Python Version Conda PyTorch CUDA License

This is the official repository for the NeurIPS 2023 paper Im-Promptu: In-Context Composition from Image Prompts. Website: jha-lab.github.io/impromptu/.

Table of Contents

Environment setup

The following shell script creates an anaconda environment called "impromptu" and installs all the required packages.

source env_setup.sh

Datasets

The datasets can be downloaded from the following link. The datasets should be placed in the ./datasets directory. Detailed information about the benchmarks can be found in the ./benchmarks/README.md file.

Pixel Transformation

Solving analogies by simple transformation over the pixel space

$\hat{D} = C+ (B-A)$

A command instance to run the pixel transformation model

python3 learners/pixel.py --dataset shapes3d --batch_size 64 --data_path ./datasets/shapes3d/train.h5 --logs_dir ./logs_dir/ --phase val

The various arguments that can be passed to the script are:

--dataset = name of the dataset (options: shapes3d, clevr, bitmoji)

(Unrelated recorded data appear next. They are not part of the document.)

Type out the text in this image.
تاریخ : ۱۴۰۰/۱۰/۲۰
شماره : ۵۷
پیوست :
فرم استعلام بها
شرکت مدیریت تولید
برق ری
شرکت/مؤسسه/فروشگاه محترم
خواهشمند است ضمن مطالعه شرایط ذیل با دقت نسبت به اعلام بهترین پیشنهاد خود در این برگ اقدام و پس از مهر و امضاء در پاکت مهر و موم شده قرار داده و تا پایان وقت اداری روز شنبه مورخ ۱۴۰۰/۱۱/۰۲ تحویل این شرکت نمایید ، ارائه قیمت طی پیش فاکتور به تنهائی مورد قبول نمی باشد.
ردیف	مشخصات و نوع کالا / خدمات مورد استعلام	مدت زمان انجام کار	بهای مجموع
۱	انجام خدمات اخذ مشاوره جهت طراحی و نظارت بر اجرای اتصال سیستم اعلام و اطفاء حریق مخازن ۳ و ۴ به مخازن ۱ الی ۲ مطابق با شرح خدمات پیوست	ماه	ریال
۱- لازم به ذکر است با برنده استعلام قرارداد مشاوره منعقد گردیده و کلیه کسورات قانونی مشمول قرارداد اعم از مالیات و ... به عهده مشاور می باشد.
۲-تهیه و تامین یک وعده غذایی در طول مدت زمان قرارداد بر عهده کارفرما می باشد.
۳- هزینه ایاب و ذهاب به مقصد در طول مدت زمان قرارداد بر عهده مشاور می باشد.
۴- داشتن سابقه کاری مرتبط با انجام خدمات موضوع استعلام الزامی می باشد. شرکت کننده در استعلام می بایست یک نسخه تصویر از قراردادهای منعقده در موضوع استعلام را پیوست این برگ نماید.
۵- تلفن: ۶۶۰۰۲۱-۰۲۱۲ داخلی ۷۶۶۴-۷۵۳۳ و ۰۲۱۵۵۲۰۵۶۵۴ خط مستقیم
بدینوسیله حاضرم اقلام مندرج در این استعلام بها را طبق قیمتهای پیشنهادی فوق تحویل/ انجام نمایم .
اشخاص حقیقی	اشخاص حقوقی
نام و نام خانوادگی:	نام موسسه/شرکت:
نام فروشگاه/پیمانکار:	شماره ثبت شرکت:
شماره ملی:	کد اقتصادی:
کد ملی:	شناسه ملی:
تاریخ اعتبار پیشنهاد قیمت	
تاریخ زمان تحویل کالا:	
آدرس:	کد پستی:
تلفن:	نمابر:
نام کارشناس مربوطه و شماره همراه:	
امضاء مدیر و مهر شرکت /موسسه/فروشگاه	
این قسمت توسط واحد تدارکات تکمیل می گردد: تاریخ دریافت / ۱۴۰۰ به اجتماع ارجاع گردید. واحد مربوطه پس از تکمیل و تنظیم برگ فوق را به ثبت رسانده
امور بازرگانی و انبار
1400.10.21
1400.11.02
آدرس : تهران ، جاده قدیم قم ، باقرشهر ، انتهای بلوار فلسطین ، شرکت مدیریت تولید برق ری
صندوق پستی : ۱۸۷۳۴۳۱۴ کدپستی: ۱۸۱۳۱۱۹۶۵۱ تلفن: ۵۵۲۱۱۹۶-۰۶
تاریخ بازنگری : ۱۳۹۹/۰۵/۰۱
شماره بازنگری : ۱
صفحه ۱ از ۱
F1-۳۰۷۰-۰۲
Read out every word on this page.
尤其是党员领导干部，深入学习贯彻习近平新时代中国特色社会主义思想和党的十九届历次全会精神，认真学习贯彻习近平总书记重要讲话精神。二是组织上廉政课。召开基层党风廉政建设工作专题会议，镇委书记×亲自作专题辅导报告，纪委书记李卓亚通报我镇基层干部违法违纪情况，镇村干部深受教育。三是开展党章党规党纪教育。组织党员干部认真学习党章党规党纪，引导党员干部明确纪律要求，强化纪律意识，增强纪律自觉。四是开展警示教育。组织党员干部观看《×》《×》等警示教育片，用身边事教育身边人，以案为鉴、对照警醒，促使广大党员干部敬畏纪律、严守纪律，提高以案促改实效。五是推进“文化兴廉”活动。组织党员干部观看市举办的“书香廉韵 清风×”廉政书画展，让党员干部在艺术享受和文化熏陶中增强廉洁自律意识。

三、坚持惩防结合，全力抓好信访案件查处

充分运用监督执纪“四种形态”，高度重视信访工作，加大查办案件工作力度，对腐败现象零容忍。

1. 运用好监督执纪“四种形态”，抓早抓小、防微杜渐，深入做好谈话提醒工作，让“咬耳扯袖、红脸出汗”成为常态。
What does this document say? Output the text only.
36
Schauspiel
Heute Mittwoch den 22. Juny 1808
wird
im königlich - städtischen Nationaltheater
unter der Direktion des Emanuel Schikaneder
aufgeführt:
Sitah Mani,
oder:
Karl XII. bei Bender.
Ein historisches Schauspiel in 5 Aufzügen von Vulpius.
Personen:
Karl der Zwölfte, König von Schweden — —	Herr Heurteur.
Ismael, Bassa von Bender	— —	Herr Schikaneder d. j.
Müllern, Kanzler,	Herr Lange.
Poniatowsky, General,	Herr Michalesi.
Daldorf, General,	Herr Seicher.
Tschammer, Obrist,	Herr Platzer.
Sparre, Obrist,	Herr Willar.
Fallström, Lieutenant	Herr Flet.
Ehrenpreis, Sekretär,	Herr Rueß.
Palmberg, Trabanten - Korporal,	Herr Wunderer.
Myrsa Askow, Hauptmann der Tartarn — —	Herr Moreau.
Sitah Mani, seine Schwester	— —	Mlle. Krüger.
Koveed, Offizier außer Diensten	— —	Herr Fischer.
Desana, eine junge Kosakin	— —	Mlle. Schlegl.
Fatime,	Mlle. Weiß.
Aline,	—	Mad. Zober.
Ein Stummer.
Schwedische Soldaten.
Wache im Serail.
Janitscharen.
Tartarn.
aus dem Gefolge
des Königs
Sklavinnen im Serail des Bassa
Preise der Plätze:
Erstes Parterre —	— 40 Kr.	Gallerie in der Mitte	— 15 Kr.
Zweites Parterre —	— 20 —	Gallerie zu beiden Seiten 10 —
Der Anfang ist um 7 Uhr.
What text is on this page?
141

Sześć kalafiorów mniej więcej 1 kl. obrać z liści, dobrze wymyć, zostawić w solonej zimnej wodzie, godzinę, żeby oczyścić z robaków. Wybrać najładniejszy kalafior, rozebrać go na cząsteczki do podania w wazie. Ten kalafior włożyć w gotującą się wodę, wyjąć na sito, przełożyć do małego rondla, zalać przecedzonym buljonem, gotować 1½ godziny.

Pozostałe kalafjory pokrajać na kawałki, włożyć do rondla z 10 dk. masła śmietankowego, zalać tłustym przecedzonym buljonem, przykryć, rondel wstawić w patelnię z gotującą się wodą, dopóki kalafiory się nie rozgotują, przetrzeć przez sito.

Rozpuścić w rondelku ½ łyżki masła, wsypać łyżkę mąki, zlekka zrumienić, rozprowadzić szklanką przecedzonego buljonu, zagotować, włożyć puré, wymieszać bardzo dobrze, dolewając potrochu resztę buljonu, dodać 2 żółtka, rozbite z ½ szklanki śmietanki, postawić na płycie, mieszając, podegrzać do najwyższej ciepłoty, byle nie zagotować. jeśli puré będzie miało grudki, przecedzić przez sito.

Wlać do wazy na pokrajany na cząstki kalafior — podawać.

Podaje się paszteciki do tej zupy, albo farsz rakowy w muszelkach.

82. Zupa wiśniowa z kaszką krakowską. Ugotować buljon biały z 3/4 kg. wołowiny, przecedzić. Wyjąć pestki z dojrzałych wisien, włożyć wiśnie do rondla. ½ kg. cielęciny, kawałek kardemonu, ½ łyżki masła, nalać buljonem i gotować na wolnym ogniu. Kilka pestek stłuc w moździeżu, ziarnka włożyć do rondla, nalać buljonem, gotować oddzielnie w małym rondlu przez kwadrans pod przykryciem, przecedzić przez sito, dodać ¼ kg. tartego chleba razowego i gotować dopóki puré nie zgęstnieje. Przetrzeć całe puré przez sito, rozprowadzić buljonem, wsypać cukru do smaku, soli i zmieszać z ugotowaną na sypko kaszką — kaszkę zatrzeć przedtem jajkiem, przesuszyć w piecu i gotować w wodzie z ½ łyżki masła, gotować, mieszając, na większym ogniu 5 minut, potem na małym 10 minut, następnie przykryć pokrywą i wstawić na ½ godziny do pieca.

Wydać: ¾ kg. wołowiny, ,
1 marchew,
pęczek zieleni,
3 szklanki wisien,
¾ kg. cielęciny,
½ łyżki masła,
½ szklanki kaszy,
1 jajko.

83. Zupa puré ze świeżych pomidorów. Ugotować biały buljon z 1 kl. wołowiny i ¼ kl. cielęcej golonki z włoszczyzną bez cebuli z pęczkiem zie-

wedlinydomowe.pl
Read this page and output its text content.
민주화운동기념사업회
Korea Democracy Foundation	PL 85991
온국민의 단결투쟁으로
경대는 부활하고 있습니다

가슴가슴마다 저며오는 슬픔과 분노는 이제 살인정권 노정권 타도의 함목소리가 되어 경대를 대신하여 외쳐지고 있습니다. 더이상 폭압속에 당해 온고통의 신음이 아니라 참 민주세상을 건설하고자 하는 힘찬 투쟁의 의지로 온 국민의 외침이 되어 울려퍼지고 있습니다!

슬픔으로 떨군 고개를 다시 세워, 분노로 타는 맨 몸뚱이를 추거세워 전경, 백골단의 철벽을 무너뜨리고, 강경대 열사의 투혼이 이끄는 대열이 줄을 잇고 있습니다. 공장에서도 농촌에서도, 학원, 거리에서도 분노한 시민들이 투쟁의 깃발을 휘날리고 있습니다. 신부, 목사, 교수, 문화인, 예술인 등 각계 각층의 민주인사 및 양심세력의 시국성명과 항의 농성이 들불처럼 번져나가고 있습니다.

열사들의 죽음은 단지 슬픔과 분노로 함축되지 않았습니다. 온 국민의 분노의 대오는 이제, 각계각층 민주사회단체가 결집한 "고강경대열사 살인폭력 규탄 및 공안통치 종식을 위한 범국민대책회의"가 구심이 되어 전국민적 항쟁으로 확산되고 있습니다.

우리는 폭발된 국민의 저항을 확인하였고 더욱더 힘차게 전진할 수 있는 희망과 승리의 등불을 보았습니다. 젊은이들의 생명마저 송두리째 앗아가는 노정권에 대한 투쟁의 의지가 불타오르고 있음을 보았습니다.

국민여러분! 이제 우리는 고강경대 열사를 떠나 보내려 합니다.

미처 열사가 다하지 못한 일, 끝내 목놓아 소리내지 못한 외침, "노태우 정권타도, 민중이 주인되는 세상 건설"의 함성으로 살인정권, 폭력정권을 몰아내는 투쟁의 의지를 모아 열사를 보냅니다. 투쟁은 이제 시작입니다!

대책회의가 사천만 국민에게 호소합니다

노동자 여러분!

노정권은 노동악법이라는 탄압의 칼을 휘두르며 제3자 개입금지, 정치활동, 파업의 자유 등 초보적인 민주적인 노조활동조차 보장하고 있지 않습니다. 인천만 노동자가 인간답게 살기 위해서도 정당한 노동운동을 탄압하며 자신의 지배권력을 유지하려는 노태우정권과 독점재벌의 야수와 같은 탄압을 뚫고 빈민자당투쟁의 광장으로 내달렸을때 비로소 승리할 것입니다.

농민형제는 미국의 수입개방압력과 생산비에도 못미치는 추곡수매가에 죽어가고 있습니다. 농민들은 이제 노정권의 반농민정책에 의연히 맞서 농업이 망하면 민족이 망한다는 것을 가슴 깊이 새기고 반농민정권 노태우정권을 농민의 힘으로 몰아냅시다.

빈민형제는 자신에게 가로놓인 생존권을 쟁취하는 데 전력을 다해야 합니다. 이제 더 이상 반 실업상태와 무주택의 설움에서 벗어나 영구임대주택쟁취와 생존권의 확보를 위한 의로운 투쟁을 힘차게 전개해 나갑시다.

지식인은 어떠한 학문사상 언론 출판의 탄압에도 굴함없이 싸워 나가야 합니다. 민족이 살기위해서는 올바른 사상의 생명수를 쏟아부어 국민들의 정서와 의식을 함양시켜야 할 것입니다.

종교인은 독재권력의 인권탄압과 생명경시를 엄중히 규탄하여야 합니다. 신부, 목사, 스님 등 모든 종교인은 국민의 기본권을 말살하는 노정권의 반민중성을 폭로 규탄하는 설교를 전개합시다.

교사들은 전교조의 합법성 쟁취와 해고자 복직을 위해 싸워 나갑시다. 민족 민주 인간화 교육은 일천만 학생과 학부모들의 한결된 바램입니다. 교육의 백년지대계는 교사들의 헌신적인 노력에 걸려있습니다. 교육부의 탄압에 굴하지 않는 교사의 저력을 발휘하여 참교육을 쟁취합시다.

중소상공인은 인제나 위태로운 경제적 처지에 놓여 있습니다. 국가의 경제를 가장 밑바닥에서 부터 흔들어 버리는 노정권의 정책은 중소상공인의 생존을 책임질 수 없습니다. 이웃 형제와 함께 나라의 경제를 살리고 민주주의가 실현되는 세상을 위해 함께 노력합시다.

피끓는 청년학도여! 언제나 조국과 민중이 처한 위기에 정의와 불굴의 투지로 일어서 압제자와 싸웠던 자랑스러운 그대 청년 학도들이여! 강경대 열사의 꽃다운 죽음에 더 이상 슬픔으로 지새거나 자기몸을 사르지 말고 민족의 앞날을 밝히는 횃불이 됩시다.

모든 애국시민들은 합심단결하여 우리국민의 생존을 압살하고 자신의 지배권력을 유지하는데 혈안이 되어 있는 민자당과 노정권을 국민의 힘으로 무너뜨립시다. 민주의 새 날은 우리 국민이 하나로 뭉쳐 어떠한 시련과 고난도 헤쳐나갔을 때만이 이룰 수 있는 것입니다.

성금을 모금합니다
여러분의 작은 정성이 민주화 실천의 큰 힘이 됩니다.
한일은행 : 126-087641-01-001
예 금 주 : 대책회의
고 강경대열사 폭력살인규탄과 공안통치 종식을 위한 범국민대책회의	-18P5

--batch_size = batch size for training

--data_path = path to the training data

--logs_dir = path to the directory where the logs will be stored

--phase = split of the dataset to evaluate on

Monolithic Model

Monolithic vector representation to solve visual analogies. Architecture laid out in ./learners/monolithic.py

Training

Training instance of a monolithic learner is given below:

cd train_scripts

python train_monolithic.py --epochs 100 --dataset shapes3d --data_path ../datasets/shapes3d/train.h5 --image_size 64 --seed 0 --d_model 192 --logs_dir ../logs_dir/

Hyperparameters can be tweaked as follows

--epochs = Training epochs

--dataset = Name of the dataset to spawn Dataset from ./utils/create_dataset.py

--d_model = Latent vector dimension

--image_size = Input image size

--lr_main = Peak learning rate

--lr_warmup_steps = Learning rate warmup steps for linear schedule

--data_path = Path to the dataset

--log_path = path to the directory where the logs will be stored

Patch Network

Patch abstractions to solve visual analogies. Architecture laid out in ./learners/patch_network.py

Training

cd train_scripts

python3 train_patch_network.py --batch_size 16 --dataset shapes3d --img_channels 3 --epochs 150 --data_path ./datasets/shapes3d/train.h5 --vocab_size 512 --image_size 64 --num_enc_heads 4 --num_enc_blocks 4 --num_dec_blocks 4 --num_heads 4 --seed 3

Additional hyperparameters are as follows

--vocab_size = Size of dVAE vocabulary

--num_dec_block = Number of decoder blocks

--num_enc_block = Number of context encoder blocks

--num_heads = Number of attention heads in the decoder

--num_enc_heads = Number of attention heads in the context encoder

Object Centric Learner (OCL)

Solving analogies by learning object-centric representations. Architecture laid out in ./learners/object_centric_learner.py

Training

cd train_scripts/

python train.py  --img_channels 3 --dataset shapes3d --batch_size 32 --epochs 150 --data_path ./datasets/shapes3d/train.h5 --vocab_size 512 --image_size 64 --num_iterations 3 --num_slots 3 --num_enc_heads 4 --num_enc_blocks 4 --num_dec_heads 4 --num_heads 4 --slate_encoder_path ./logs_dir_pretrain/SLATE/best_encoder.pt --lr_warmup_steps 15000 --seed 0 --log_path ./logs_dir/
--num_slots = Number of object slots per image

--num_iterations = Number of iterations for slot attention

--slate_encoder_path = Path to the pre-trained slate encoder

Sequential Prompter

Architecture laid out in ./learners/sequential_prompter.py

Training

cd train_scripts/

python train_prompt_.py  --img_channels 3 --epochs 150 --data_path ./datasets/shapes3d/train.h5 --vocab_size 512 --image_size 64 --num_iterations 3 --num_slots 3 --slate_encoder_path ./logs_dir_pretrain/shapes3d_SLATE/best_encoder.pt --seed 0

Cite this work

Cite our work using the following bitex entry:

@misc{dedhia2023impromptu,
      title={Im-Promptu: In-Context Composition from Image Prompts}, 
      author={Bhishma Dedhia and Michael Chang and Jake C. Snell and Thomas L. Griffiths and Niraj K. Jha},
      year={2023},
      eprint={2305.17262},
      archivePrefix={arXiv},
      primaryClass={cs.CV}
}

License

The Clear BSD License Copyright (c) 2023, Bhishma Dedhia and Jha Lab. All rights reserved.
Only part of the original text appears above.